Two discriminating biological markers found to predict a favorable response to treatment in triple-negative breast cancer

Published on February 26, 2013 at 9:30 AM · No Comments

Quinten, a strategic and operational consulting company specializing in the evaluation of biomedical data in the pharmaceutical, biotechnology and cosmetic industries, today announces the identification of two discriminating biological marker candidates which are indicative of a favorable response to treatment in women suffering from triple-negative breast cancer (TNBC). In the sub-group with both markers in combination, 86 per cent of women responded to treatment with Panitumumab plus Fec 100, followed by Docetaxel, with complete disappearance of the tumor (equating to a full pathological response on Chevallier’s classification). Only 47 per cent of women in the total population examined during Phase II testing showed a similar response to treatment.

Using its proprietary Q-Finder algorithm, Quinten analyzed 200 biological variables relating to samples taken from 47 TNBC patients, provided by the Centre Jean Perrin in Clermont-Ferrand, which is led by Professor J Dauplat. The biological markers which have been identified confirm and build on results already found by teams working at the center under Professor Nabholtz, who is responsible for the medical and clinical research departments and Professor Penault-Lorca, Head of Biopathology and Director of the 4677 ERTICa university research team (Equipe de recherche sur les traitements individualises du cancer [personalised cancer treatment research team]) at the University of Auvergne.

In cancers showing a mixed basal/luminal phenotype, among patients with an EFGR score of more than 80, combined with a cytokeratin 8/18 percentage in excess of 20, the response rate to treatment is almost double (1.83 times) the overall rate for women suffering from TNBC. These patients represent approximately 30 per cent of women with TNBC.

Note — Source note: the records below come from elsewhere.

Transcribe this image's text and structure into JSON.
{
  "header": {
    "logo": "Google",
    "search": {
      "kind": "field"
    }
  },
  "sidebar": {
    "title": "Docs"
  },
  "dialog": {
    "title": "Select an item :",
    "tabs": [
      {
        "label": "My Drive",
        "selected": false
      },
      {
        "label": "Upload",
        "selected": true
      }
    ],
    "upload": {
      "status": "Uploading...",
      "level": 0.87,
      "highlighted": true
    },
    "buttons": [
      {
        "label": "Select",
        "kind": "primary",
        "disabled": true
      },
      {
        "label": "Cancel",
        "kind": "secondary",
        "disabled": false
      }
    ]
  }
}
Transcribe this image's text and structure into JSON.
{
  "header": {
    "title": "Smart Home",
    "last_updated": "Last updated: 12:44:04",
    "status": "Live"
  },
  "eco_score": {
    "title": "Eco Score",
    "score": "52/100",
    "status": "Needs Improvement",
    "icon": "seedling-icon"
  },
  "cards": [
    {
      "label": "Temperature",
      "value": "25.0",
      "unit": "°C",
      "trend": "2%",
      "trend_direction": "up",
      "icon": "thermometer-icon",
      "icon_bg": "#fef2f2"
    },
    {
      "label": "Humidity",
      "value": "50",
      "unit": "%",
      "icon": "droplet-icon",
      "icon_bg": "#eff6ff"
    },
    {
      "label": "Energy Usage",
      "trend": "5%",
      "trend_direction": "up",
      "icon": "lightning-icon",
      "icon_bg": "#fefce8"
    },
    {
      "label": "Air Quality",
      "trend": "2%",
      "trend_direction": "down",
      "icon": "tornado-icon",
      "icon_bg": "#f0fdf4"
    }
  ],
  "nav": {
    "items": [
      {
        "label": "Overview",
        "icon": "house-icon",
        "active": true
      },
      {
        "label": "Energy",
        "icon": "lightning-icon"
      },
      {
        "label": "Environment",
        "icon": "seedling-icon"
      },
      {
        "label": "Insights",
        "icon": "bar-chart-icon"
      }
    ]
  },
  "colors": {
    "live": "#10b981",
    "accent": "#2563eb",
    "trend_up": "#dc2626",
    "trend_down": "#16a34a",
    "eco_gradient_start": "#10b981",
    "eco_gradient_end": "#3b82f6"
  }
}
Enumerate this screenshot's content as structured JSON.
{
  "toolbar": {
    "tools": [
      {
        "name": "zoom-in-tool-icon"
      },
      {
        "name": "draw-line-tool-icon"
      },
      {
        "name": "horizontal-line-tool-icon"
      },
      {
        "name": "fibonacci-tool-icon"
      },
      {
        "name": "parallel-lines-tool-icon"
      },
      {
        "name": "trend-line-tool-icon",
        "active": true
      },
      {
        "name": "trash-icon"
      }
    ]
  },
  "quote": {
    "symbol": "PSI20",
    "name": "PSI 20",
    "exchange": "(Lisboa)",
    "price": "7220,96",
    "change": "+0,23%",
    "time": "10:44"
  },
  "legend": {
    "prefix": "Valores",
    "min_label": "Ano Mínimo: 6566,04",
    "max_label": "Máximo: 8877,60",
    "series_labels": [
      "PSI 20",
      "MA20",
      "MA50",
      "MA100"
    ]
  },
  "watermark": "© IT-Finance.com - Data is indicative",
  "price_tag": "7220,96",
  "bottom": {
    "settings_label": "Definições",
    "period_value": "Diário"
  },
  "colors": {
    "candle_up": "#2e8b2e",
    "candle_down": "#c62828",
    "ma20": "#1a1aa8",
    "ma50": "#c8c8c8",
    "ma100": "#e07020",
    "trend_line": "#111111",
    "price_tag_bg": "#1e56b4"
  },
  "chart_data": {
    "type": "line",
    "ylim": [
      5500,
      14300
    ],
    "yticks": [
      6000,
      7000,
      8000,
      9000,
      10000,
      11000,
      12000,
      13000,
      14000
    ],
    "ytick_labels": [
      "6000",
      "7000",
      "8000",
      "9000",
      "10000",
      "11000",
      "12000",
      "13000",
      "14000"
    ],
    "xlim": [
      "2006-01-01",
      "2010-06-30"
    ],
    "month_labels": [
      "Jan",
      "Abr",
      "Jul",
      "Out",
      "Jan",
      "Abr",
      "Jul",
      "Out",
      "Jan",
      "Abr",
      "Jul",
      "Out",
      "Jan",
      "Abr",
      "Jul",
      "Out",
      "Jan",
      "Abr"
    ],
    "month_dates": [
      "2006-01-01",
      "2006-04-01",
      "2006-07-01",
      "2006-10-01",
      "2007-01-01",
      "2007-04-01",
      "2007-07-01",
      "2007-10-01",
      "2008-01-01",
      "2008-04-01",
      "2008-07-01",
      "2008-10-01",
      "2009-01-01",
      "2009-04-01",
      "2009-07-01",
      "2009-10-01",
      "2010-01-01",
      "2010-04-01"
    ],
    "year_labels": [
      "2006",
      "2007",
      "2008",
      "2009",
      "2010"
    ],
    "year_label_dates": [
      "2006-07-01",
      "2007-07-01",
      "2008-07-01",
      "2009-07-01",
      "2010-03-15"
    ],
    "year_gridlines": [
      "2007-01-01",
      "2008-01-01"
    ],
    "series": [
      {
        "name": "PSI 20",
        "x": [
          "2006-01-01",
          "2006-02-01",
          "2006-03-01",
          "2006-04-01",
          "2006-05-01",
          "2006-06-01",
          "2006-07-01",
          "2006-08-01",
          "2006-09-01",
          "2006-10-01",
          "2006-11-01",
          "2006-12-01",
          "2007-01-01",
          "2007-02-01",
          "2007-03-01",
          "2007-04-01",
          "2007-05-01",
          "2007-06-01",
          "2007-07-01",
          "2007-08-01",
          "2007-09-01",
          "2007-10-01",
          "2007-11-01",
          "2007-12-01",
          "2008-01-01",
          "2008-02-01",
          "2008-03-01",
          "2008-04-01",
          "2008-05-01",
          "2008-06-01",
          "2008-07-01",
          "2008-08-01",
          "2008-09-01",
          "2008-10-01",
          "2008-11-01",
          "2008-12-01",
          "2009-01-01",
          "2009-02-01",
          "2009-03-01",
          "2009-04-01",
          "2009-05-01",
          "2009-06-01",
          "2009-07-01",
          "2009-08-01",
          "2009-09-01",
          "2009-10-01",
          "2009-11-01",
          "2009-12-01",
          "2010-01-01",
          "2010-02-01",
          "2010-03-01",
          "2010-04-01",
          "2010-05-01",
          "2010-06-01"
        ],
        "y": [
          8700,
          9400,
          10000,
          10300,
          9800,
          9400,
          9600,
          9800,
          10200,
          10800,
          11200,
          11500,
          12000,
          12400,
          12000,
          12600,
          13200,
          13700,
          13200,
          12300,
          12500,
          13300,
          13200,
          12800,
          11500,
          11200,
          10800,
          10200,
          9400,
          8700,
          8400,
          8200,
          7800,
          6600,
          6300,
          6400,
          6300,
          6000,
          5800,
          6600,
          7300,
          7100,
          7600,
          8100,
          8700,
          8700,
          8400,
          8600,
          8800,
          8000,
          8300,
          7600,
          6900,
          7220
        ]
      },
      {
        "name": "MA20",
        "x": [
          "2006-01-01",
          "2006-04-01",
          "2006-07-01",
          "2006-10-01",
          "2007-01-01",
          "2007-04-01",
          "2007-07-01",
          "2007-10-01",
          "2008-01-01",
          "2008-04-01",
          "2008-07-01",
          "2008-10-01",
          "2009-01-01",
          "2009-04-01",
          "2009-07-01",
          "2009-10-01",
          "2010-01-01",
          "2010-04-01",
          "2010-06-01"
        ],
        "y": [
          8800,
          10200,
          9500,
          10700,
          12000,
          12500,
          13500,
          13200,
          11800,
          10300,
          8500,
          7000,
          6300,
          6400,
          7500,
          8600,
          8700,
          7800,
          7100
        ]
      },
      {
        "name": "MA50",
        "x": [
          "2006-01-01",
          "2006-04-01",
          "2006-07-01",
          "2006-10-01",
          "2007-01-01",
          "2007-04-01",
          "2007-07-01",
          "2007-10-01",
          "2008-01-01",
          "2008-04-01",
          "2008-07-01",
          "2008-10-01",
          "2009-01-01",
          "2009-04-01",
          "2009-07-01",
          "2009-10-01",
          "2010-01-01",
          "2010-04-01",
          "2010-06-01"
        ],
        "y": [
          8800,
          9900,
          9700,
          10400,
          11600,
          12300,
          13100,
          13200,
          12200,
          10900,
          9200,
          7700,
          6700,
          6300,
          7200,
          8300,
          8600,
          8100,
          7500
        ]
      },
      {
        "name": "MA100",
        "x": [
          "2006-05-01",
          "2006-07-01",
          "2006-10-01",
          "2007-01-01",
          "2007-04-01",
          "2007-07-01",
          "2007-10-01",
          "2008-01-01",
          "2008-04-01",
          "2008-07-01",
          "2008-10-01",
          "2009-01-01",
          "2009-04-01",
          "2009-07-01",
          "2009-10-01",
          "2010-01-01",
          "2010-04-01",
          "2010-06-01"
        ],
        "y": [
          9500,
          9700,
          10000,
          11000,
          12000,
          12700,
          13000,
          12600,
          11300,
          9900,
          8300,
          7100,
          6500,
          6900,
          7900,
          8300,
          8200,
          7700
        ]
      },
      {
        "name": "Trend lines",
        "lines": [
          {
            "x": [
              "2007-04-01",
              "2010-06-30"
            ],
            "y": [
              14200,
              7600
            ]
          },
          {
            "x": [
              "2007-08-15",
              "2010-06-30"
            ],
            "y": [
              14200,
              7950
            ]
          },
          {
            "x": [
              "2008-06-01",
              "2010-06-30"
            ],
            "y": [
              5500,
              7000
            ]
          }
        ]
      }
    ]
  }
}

TNBC accounts for around 15 per cent of breast tumors. A breast tumor is said to be triple negative if less than one per cent of its mass is made up of estrogen and progesterone receptor-carrying cells, and it exhibits no HER2 overexpression or amplification. These are found in around 13 per cent of breast cancers. This type of cancer affects mainly younger women under the age of 50. In older women, it is often known as an ‘interval’ cancer which is discovered between two routine screening mammograms, where the most recent showed perfectly normal results. It is known to be an aggressive cancer, with ten-year survival rates of just five per cent for basal phenotype TNBC (75 per cent of all TNBC cases) and 62 per cent for other TNBC cases. It is not unusual to see a rapid spread of pulmonary and cerebral metastases following conventional treatment, as the cancer cells spread through the bloodstream rather than the lymph ducts. There are few specific or targeted treatments available for triple-negative breast cancer at present. (Source: Eurocancer 2011)

“As far as we know, this is the first time that prognostic biological markers for a favorable response to this type of treatment have been discovered for triple-negative breast cancer. This discovery once again illustrates and confirms our ability to identify synergistic variable interactions which define specific high-benefit or high-risk sub-groups within a given population,” explains Alexandre Templier, CEO of Quinten. “This approach to personalized medicine has long been of interest to pharmaceutical laboratories. More recently, we have seen growing interest from academic teams. We help them to make the best possible use of their data.”